Hi,
I ran into a problem with one of our schema monitoring queries today, which I ended up concluding to likely be caused by a combination of querying pg_locks on a recurring basis (once every 10 minutes), and a customer workload that used excessive predicate locks (> 100MB of total pg_locks data).
Our motivation for querying pg_locks in the first place is *not* to see all locks, but rather to check whether any relations are exclusively locked, so we can avoid calling pg_get_indexdef or pg_get_expr on catalog entries that relate to the exclusively locked table, and having our schema monitoring query time out because of a single table that's exclusively locked.
Whilst digging through the lock manager code for anything faster than pg_locks, I found GetRunningTransactionLocks, currently used for the XLOG_STANDBY_LOCK WAL record, which is exactly the information I was looking for.
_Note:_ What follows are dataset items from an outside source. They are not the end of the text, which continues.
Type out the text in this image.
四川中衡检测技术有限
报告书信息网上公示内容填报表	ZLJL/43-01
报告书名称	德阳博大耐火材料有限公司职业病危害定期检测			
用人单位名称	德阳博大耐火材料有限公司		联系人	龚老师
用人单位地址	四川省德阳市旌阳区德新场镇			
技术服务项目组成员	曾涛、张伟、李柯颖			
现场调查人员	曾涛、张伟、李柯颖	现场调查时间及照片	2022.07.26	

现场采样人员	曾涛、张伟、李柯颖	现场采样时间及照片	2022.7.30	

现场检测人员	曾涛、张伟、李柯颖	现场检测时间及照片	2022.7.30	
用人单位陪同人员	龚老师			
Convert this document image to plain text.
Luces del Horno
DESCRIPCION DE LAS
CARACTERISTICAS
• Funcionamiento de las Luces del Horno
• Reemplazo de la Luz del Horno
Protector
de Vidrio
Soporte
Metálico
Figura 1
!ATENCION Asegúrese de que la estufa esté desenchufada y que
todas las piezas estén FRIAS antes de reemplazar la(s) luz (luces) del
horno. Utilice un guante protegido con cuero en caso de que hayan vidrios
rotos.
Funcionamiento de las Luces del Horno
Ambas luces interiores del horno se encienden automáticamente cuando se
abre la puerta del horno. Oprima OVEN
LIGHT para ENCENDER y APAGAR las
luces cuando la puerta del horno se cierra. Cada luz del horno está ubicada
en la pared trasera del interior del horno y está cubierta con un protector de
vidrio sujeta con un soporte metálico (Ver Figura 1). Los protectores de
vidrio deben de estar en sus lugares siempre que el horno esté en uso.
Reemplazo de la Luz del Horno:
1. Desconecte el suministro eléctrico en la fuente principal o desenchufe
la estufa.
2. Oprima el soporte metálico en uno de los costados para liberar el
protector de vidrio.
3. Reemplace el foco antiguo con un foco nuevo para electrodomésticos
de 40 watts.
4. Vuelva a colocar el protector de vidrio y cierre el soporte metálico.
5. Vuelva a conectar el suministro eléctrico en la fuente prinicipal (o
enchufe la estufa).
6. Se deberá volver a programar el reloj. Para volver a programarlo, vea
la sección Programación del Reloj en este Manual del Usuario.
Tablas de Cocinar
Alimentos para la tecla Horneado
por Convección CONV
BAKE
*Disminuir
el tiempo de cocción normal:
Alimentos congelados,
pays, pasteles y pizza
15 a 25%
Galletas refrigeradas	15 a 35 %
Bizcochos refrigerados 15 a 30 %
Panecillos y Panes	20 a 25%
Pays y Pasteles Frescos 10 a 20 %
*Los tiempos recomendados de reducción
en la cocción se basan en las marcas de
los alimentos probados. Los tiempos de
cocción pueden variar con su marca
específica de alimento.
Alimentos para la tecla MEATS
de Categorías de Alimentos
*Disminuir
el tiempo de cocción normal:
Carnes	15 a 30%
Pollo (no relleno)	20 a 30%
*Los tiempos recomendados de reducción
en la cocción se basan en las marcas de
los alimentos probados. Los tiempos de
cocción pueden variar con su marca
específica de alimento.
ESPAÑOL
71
The main performance benefit being that it skips over the predicate locks information (as well as fast-path locks), and returns no other data except for exclusive locks.
The attached patched repurposes that function (and renames it for clarity), and exposes it as a view called "pg_exclusive_locks":
postgres=# SELECT * FROM pg_exclusive_locks;
-[ RECORD 1 ]-+------
database | 5
relation | 16384
transactionid | 755
pid | 33030
This can then be used in schema information gathering queries like this:
WITH locked_relids AS (SELECT relation FROM pg_exclusive_locks)
SELECT pg_catalog.pg_get_indexdef(i.indexrelid, 0, FALSE)
FROM pg_catalog.pg_class c
JOIN pg_catalog.pg_index i ON (c.oid = i.indrelid)
AND c.oid NOT IN (SELECT relation FROM locked_relids)
Worth noting that particular use of it has a race condition where pg_get_indexdef could still run into a lock taken after the lock manager was queried, but in practice this is infrequent enough that it still helps (based on our experience doing this with pg_locks for a while).
In a different use case this could also be used to understand better what happened (i.e. which locks were held) when the XLOG_STANDBY_LOCK record was emitted and queries on standbys ran into unexpected locking issues.
Thoughts?
Thanks,
Lukas
--